Dating the opening of the Drygate Infant school

The determination of the date of the institution of the Glasgow Infant School Society and of the opening of the first school in the Drygate has occasioned unexpected difficulty. Stow’s statements are unreliable; various dates are given by him for the same event, and assertions incompatible with each other are offered by him in the same paragraph; his facts are not always corroborated by contemporary records, and others equally favourably placed have made declarations inconsistent with this.

Thus Stow himself has given 1826, 1826-7, and 1827, as the date of founding the Society and opening the first Infant School in Glasgow;

The Fifth Report of the Glasgow Society’s Normal Seminary, 1839, states: “Mr Stow, who having superintended the System and Institution from its commencement in 1826″;

The Preface to ‘Granny and Leezy’, (1860) refers to “the establishment of a Model School in Glasgow in 1826”.

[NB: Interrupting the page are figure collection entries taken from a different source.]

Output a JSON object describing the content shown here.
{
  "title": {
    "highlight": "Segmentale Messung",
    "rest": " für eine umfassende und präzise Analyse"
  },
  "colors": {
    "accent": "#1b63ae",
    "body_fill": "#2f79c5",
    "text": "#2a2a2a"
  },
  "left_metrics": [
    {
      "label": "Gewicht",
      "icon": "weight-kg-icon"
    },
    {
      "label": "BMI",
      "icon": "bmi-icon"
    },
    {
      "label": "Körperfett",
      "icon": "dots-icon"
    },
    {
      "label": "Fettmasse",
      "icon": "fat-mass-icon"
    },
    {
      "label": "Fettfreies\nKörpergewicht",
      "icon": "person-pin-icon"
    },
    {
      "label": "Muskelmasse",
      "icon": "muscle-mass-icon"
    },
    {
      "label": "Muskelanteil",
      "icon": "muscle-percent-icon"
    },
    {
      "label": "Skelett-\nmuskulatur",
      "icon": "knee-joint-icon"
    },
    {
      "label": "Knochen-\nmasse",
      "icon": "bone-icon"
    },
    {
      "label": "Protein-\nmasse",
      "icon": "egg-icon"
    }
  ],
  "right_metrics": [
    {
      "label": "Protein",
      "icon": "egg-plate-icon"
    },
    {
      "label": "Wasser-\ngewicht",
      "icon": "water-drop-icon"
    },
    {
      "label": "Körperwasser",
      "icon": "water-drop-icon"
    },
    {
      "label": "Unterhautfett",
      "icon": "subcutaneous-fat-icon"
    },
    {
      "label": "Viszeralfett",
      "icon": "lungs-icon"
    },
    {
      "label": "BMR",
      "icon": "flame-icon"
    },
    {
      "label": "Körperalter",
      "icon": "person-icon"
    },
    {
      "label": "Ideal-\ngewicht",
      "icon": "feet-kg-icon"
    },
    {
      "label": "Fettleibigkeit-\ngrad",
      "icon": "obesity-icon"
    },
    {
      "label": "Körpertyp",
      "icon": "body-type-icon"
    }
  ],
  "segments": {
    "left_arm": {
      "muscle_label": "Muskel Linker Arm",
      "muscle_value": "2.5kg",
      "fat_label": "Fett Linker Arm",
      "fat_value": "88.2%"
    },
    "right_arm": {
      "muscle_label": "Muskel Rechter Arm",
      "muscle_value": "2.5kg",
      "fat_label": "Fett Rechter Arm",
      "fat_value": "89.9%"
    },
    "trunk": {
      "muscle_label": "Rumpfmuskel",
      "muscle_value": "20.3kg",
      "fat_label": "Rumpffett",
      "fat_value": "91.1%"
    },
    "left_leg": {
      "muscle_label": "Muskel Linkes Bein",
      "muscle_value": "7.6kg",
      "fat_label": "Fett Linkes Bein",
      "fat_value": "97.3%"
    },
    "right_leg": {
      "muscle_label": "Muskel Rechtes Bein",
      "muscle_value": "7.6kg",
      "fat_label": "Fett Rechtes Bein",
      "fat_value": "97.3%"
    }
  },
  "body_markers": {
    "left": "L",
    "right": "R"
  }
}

In Moral Training, 2nd edit. (1834); he writes: “Infant Schools, upon Bible principles, were thought of and, in 1826-27, subscriptions were sought far, and obtained, after much exertion, from persons of all Christian professions, sufficient to fit up, but not to build, a school. A suitable person acquainted with the system of Infant training, was brought to town, and a school was opened as a model.”

In National Education (1847) he adds: “Repeated experiments founded upon the imperfect views I then possessed resulted in 1826-7 in the establishment of a model school.”

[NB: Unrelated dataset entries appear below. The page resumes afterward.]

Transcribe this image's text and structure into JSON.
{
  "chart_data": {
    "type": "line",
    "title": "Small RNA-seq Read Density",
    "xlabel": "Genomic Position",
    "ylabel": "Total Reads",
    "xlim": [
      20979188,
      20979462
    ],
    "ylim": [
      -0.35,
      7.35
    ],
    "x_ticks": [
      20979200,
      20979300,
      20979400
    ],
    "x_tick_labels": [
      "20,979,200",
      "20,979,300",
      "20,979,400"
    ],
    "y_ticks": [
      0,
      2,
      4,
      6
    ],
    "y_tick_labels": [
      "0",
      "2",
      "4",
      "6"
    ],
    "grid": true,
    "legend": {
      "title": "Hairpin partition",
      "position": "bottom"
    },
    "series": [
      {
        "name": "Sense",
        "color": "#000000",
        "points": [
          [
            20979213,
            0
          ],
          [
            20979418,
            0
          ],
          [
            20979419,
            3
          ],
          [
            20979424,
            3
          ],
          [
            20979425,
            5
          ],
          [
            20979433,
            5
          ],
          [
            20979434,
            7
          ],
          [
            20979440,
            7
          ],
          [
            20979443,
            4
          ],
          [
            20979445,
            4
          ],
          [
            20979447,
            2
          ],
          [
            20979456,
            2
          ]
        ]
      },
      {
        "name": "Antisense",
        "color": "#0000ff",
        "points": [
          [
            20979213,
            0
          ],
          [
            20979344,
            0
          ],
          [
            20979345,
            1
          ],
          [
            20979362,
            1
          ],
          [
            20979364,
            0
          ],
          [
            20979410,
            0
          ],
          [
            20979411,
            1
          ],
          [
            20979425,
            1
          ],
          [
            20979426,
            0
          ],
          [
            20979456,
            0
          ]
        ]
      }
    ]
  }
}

Granny and Leezy, qualifying the 1826 statement, avers: “This school was established in 1826-7”; and on the very next page we read: “Two years before this, viz., 1827, no fee was charged during the first few weeks after the school was opened.”

In the Third Report of the Glasgow Educational Society’ s Normal Seminary, 1836, it is stated: “The agitation was still kept up till 1826, and believing that the exhibition of the system in actual operation would alone produce conviction, a Model School was determined on, and, after many meetings, and much discussion, in which Dr Welsh, then minister of St David’s, now Professor of Church History in Edinburgh University, took a deep interest and an active part: a committee was formed”; the only comment necessary here is that Dr Welsh was not transferred to Glasgow till early in October, 1827.

In the Preface to Granny and Leezy Stow mentions Mr Caughie, the first teacher of the school, who has laboured in it “since 1826”.

Mr Caughie on the occasion of his jubilee as a teacher referred more particularly to “my labours in connection with the Educational Society founded in 1827, under designation of the Glasgow Infant School Society, when in the spring of 1828, they established their Model Infant School in the Drygate, and appointed me as teacher of it.”

From all of the above we may conclude that since the accounts show that Mr Caughie was paid from April 1828  – that this was the official opening of the Drygate School.